A scuffle ensues during which Rains hits Jeff pretty hard with a poker, and Jeff knocks him out with a punch.  Jeff is now even woozier but tells Margo that he will go get some water to wake the husband up.  However, as he's trying to clear his head under the tap in the ornate bathroom, Margo calls for help and he staggers back to find that the husband is dead.  Margo says it's because he hit his head on the fireplace on the way down.  Jeff has also worked out that he is concussed and will probably lapse into a coma in about 30 hours, but is convinced by Margo to use the tickets to Nassau to escape the scene, as the servants are all away for the weekend and the corpse won't be discovered until Monday.  Jeff would probably object if he weren't knocked silly, but goes along.  However, as they are waiting at the airport, a call goes out for Mr. Lannington (the husband) and Margo sees police waiting at the desk, and decides that they should drive to Mexico by car.  It turns out that they just had a message to deliver to Claude Rains, and almost certainly wouldn't've known that Jeff wasn't him, and this is the first of a couple of false alarms that spook the runaway couple unnecessarily.  The rest of the movie is a couple-on-the-lam movie, with the twist that Margo is hiding something from Jeff, and won't let him listen to the radio to hear the news about what's happening.  

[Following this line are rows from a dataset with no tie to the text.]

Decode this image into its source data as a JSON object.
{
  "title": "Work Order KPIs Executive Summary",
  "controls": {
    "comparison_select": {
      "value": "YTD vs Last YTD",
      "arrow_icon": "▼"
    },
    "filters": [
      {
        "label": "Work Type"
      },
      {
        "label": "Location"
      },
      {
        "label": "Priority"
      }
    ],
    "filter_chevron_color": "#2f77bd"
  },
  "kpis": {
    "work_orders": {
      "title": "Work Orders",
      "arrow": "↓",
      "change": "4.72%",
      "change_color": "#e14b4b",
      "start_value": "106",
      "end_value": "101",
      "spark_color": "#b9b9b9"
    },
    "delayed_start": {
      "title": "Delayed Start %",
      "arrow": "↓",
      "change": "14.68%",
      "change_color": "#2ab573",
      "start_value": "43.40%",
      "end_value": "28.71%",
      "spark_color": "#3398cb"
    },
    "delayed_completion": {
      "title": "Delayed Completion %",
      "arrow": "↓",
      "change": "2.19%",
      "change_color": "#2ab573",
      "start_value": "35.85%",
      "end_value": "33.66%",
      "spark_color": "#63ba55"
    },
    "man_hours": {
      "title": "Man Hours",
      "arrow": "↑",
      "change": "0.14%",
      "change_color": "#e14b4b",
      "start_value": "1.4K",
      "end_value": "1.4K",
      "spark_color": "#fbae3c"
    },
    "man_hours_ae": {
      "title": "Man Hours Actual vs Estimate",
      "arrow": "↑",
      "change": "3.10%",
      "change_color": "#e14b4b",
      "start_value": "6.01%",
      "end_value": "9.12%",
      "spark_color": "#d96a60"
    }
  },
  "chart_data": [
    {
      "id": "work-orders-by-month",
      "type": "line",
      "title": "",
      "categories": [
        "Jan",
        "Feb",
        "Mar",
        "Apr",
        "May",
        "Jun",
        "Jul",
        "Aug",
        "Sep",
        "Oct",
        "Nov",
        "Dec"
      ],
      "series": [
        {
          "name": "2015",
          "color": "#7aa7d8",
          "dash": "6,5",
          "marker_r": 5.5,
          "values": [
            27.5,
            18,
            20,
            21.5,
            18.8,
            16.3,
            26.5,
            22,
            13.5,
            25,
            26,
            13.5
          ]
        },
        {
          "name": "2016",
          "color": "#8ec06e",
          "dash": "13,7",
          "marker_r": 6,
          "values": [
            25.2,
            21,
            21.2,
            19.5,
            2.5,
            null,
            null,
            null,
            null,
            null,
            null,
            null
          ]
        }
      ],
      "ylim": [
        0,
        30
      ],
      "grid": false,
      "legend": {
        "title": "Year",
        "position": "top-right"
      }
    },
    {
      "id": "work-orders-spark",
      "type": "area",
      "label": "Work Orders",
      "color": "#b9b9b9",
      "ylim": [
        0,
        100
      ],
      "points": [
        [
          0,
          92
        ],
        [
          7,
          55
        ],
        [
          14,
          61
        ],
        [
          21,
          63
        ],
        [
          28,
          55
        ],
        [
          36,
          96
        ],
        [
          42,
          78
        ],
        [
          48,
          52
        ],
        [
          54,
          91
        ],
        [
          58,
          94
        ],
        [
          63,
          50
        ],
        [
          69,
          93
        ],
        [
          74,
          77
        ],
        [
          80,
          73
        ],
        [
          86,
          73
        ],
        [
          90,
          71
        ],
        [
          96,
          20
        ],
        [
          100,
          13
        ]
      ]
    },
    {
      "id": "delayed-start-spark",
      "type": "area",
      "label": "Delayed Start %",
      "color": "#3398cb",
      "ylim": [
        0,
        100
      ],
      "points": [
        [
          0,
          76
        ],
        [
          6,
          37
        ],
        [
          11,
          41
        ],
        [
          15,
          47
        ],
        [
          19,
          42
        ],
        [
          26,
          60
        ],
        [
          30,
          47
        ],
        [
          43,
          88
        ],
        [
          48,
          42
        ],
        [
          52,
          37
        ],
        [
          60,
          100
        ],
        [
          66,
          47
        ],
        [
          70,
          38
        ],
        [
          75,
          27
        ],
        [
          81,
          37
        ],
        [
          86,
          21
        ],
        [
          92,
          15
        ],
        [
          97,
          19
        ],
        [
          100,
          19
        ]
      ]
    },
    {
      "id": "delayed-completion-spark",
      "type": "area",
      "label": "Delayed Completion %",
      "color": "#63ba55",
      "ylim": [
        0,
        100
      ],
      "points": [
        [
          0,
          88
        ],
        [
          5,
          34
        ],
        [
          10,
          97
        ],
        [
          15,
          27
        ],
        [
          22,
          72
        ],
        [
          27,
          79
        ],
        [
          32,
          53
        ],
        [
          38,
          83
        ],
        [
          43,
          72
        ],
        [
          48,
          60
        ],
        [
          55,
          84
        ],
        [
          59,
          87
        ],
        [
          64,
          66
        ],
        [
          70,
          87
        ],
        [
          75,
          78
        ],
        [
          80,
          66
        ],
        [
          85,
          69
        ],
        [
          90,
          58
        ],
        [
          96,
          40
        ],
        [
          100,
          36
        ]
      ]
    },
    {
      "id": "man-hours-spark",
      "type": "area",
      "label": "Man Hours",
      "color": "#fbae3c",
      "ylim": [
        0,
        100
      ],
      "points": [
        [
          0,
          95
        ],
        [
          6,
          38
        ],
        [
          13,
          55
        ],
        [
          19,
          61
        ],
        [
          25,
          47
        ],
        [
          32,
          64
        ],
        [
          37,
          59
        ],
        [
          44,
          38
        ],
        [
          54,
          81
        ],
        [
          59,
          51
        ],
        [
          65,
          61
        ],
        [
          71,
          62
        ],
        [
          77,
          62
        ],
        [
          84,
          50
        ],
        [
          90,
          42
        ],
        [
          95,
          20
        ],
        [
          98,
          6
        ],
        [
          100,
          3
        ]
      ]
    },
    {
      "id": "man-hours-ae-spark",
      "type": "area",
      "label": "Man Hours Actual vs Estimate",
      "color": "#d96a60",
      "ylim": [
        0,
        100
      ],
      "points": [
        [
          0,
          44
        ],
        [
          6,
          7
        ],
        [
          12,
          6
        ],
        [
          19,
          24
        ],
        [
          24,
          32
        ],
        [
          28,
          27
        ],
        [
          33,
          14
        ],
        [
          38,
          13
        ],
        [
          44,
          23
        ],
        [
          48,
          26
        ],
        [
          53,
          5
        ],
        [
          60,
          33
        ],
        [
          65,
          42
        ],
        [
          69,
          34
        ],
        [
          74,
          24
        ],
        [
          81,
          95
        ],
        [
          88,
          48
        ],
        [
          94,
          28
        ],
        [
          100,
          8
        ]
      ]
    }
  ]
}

They encounter some shady individuals, like the used car dealer (who laughs like a crazy person) who uses their clear criminality to chisel her fancy car and coat out of them in exchange for a beaten up old truck and some cans of gas.  They also stop in a small town that has an incredibly annoying "Beard festival" going on, so that if you don't have a beard you have to pay a fine (which they can't afford) or get married!  Sadly for their (her) plans, that darn cat from next door managed to get in in all the dust up with Rains and meowed so much the neighbors discovered his corpse long before Monday.  (See, Jami, there was a point to the butler's little speech!) It all builds to a fatal conclusion in a border town, as they are to be snuck across into Mexico by a traveling troupe, for a sky-high fee (that they get by hocking a diamond bracelet she owns).  Again, there's nothing you can really put your finger on that's terrible about it, and the same material could've been worked into something special, but there's a lot of psychological mumbo-jumbo (all too common in films of this era, the nadir being Hitchcock's Marnie), and the fact that Mitchum spends most of the film semi-conscious (something for which which, admittedly, he is well-suited) also cuts into the enjoyment.  (The alternative title comes from the fact that it is revealed at the start that Jeff likes to give flowers to his beloved and the white rose he has given Julie is in the operating theater when Margo first regains consciousness, and she thinks it's hers, but insists that she get a red rose (which he later provides in their ill-fated courtship.)  I've just figured out who Domergue reminded me of - it was bugging me - and, bizarrely, it's somebody I went to college with whom I haven't seen in over 30 years.  It's the sad eyes.